Christian Sibelius (28 March 1869 – 2 July 1922) was a Finnish doctor and professor of psychiatry.

Sibelius was born in Hämeenlinna. He became a Bachelor of Arts in 1889 and a doctor of medicine in 1897, and in the same year became an associate professor of pathological anatomy at the University of Helsinki. He studied under Ernst Alexander Homén. His doctoral thesis, Bidrag till kännedomen om de histologiska förändringarna i ryggmärgen, de spinala rötterna och ganglierna vid progressiv paralysi (Contribution to the knowledge of the histological changes in the spinal cord, the spinal roots and ganglia in progressive paralysis), discussed both normal histological and pathological conditions, and demonstrated the relationship between paralysis and spinal cord damage. It placed him at once at the forefront of contemporary pathological anatomists.
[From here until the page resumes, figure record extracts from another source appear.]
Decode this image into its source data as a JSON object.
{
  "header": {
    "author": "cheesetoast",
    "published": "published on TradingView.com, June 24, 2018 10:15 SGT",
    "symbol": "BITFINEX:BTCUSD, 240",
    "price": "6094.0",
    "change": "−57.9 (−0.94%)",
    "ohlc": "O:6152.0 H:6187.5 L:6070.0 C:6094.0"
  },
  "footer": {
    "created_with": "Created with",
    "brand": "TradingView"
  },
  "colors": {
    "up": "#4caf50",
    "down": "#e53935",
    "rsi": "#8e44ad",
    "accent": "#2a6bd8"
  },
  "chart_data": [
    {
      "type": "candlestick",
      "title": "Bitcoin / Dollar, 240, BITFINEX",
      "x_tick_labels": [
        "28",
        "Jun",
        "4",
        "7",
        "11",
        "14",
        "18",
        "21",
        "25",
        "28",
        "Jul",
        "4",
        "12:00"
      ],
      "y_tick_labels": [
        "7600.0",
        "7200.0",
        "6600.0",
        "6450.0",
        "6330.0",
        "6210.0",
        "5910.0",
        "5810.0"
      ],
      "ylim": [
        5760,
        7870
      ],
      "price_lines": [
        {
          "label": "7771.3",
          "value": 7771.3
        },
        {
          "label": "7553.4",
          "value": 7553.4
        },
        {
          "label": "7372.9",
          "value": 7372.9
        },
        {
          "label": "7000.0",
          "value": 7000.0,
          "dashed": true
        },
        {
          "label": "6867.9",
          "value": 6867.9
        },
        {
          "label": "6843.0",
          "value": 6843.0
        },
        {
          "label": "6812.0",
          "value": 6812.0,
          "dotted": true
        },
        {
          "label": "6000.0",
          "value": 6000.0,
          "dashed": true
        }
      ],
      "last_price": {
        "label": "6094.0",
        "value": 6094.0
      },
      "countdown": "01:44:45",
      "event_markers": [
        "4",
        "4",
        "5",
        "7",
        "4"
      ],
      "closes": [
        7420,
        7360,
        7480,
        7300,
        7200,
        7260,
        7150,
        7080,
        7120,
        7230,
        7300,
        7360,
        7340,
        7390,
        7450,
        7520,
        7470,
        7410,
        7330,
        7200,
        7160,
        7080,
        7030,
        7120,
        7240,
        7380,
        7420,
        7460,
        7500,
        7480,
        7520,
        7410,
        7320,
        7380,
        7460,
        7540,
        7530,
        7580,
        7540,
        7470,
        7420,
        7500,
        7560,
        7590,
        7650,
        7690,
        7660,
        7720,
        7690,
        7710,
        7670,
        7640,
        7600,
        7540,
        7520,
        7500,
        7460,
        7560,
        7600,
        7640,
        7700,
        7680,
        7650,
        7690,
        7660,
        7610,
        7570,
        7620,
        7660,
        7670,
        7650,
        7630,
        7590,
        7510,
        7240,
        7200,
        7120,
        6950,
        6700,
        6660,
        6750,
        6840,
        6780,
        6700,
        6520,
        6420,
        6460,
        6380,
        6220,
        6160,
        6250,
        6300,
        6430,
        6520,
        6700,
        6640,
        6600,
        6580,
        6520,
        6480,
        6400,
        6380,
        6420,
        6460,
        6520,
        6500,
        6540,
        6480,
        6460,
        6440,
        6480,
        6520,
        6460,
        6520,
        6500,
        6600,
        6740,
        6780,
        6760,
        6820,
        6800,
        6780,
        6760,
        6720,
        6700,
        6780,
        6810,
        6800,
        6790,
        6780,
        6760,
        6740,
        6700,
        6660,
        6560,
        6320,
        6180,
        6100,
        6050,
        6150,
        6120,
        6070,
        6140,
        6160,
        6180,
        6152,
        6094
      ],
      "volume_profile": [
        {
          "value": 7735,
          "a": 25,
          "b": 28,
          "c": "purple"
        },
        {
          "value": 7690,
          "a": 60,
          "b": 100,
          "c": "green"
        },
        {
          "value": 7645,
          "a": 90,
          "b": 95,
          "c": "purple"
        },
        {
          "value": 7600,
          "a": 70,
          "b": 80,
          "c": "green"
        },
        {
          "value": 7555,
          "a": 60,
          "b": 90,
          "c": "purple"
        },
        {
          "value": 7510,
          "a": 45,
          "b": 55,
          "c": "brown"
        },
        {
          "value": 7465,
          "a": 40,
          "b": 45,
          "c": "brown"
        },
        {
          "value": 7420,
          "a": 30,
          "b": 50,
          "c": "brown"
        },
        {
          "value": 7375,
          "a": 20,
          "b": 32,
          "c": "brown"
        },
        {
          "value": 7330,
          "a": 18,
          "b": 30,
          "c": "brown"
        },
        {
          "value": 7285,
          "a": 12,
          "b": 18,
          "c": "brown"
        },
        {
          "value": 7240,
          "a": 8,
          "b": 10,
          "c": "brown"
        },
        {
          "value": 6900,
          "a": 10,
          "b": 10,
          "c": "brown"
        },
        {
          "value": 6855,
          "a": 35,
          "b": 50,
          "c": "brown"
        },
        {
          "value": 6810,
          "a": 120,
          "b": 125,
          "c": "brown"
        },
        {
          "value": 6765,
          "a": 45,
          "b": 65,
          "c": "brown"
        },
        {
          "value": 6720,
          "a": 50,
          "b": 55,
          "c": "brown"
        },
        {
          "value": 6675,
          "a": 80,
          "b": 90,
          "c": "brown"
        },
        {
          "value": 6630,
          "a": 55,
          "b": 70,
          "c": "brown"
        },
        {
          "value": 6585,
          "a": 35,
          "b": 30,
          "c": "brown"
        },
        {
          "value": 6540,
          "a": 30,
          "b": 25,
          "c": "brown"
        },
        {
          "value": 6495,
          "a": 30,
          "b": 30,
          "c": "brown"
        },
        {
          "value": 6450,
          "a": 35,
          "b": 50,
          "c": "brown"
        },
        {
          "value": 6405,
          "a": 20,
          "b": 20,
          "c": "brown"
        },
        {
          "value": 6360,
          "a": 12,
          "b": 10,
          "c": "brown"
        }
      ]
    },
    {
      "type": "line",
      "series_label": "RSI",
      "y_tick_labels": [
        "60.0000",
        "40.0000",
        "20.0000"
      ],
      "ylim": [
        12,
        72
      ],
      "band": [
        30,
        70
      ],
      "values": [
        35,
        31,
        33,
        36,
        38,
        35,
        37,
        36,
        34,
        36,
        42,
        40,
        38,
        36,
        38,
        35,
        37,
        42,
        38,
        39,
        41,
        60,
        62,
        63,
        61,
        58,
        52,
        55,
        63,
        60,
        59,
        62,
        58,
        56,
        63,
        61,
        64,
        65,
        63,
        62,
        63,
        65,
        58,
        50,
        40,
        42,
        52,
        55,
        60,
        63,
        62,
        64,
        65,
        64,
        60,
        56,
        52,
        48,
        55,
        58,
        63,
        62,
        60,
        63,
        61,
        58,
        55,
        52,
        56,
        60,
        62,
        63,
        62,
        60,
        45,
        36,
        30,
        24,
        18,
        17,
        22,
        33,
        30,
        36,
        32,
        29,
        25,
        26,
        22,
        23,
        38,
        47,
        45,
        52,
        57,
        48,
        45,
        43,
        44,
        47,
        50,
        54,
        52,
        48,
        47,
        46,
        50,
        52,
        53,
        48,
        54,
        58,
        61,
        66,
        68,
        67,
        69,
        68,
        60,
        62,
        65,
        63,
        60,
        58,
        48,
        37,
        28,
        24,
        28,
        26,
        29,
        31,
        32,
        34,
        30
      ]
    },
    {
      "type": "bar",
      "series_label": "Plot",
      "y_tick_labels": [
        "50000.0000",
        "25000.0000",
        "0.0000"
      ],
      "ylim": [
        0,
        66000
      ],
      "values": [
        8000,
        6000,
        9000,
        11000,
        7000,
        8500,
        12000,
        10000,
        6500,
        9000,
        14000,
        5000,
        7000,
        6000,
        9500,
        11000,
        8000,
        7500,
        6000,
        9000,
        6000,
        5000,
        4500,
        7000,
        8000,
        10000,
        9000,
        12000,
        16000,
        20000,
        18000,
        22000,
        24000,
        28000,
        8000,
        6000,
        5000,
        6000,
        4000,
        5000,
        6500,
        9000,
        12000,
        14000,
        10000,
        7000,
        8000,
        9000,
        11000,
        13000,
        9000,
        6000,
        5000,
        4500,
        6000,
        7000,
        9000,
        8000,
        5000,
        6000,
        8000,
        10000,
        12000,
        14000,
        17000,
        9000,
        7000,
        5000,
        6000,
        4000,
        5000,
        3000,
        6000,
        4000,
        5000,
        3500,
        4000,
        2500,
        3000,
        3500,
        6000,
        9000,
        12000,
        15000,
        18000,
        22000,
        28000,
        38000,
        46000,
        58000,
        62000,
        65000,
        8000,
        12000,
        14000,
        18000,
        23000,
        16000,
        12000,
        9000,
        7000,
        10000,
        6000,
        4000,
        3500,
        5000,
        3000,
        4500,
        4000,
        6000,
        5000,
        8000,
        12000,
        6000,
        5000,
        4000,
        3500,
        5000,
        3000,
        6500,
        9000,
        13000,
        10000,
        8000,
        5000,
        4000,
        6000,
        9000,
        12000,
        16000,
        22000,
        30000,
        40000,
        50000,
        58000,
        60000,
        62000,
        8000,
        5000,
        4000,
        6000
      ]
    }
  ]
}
His early scientific works include 'Till kännedomen om de efter amputationer uppkommande förändringarna i nervsystemet med speciell hänsyn till de spinokutana neuronerna' (in Finska läkaresällskapets Handlingar, 1897) and 'Zur Kenntniss der Entwickelungsstörungen der Spinalganglienzellen bei hereditär-luetischen missbildeten und anscheinend normalen neugeborenen' (in Zeitschrift für Nervenheilkunde, 1901). Research in Berlin from 1902 to 1905 produced 'Zur Kenntniss der Gehirnerkrankungen nach Kohlenoxydvergiftung' (in Zeitschrift für klinische Medicin, 1903) and 'Die psychischen Störungen nach akuter Kohlenoxydvergiftung' (in Monatsschrift für Psychiatrie und Neurologie, 1905).

In 1904 he moved to the Lapinlahti mental hospital (which was associated with the University of Helsinki and served as a teaching hospital for medical students) and began to conduct psychiatric research. He wrote 'Drei Falle von Caudaaffektionen' and 'Zur Kenntnis der Zweiteilung des Rückenmarkes (Diastematomyelie)' (both in Arbeiten aus der pathologischen Institution der Universitet Helsingfors, 1906–7). He became associate professor of psychiatry in 1906 and a full professor in 1909. In 1921 he became a distinguished professor of the subject. Sibelius practised extensively in the field and was a proponent of healthcare reform. Under his leadership, the Finnish Psychiatric Association was founded in 1913. He served as its president.

Like his elder brother, the celebrated composer Jean Sibelius, he was a gifted chamber musician (a cellist), and he performed with him in his youth. Sibelius was married to writer Kaino Ihanelma (Nelma) Swan (1878–1970), and they had four children. He died in Helsinki and is buried in the Hietaniemi Cemetery.